While I don’t want to be hanging on to every decree issued by Marissa Mayer, I can’t help but feel compelled to join the developing furore over her latest comments. Marissa’s order that employees with work-at-home arrangements will be expected to work from Yahoo’s offices shortly has certainly been the subject of much debate. Richard Branson weighed in, calling this a sign of old school thinking while it was reported that New York Mayor Michael Bloomberg agreed with her decision, reportedly calling telecommuting “one of the dumber ideas I’ve ever heard.”
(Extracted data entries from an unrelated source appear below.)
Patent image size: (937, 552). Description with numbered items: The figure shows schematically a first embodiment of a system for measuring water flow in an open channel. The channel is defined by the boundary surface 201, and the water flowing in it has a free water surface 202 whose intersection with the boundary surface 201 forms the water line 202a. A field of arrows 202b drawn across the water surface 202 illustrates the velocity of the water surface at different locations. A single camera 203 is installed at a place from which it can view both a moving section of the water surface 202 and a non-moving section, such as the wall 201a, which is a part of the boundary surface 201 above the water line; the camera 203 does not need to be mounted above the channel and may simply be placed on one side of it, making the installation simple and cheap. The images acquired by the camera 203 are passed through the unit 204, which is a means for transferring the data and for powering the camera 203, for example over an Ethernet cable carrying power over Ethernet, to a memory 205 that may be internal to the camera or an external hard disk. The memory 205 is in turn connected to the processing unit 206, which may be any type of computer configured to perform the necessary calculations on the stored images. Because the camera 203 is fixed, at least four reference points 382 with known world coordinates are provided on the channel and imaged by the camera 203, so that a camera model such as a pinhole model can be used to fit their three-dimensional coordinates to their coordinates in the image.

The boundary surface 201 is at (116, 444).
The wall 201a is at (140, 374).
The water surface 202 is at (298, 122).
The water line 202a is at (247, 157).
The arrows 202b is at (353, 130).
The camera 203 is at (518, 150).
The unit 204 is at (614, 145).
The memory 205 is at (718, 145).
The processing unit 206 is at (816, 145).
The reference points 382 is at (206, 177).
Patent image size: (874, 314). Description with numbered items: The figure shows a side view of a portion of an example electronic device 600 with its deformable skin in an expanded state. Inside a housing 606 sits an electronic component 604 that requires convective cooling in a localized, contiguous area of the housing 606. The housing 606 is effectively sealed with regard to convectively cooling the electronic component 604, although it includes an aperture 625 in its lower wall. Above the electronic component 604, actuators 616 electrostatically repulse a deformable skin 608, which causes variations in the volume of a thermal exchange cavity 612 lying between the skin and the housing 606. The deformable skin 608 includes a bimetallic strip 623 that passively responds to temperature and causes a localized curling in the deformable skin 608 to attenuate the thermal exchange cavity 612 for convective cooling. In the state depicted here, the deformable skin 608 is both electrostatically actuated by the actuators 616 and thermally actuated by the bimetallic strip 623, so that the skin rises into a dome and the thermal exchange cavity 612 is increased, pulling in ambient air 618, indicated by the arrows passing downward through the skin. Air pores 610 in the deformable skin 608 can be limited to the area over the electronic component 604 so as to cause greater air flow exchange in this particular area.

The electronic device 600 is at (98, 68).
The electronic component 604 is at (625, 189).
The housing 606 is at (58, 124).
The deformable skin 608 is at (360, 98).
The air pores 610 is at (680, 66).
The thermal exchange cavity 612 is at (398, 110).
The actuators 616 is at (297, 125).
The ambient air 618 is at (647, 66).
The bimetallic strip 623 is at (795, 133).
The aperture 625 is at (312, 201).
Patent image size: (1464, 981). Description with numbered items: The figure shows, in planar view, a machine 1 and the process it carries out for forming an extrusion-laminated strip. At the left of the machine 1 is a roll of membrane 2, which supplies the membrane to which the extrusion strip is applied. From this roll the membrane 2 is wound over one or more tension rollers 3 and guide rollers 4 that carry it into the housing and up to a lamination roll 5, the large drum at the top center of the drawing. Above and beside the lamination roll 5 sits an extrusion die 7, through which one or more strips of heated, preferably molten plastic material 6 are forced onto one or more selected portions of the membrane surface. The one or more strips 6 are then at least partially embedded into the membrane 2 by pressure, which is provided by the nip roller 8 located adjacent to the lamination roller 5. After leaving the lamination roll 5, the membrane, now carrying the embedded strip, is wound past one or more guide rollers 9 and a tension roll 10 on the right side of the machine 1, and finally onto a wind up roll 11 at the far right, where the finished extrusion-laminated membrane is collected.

Quite apart from the fact that this is coming from a tech company and at a time when we have an unprecedented ability to have technology and devices work in our favour and in a manner that best fits our needs, I think this sort of argument completely misses the boat. While I believe there should be room for a leader to drive results in a particular way, this sort of decision making doesn’t leave much flexibility, freedom and discretion with employees. Ultimately, people want to be trusted. People with ambition, spark and drive, people who have potential and those want want to be taken seriously and ought to be taken seriously should in all fairness, be allowed some leeway to decide on the manner in which they work.
We need to abandon the idea that there is a fixed way in which ideas, creativity and productivity will flourish and that we can force these in a given space. What would be better is if suggestions were made for more regular contact or to ensure a minimum level of contact between employees. But this kind of archaic thinking is the very kind of thinking that promotes the Dilbert culture.
We don’t want people staying at their desk because the boss has yet to go home. We don’t want people fooling around all day and getting cracking with their work towards the end of the day, simply because they have to put in the hours. And when we tell people that they need to come into the office every single day, when they need to ‘check in’ like this, it is not the most positive, inspiring kind of atmosphere that we create in the end.
When you focus on method and process far more than results, then sometimes you risk not being able to see the forest for the trees. After all, prescribing that people clock in is absolutely no guarantee of results, don’t you think?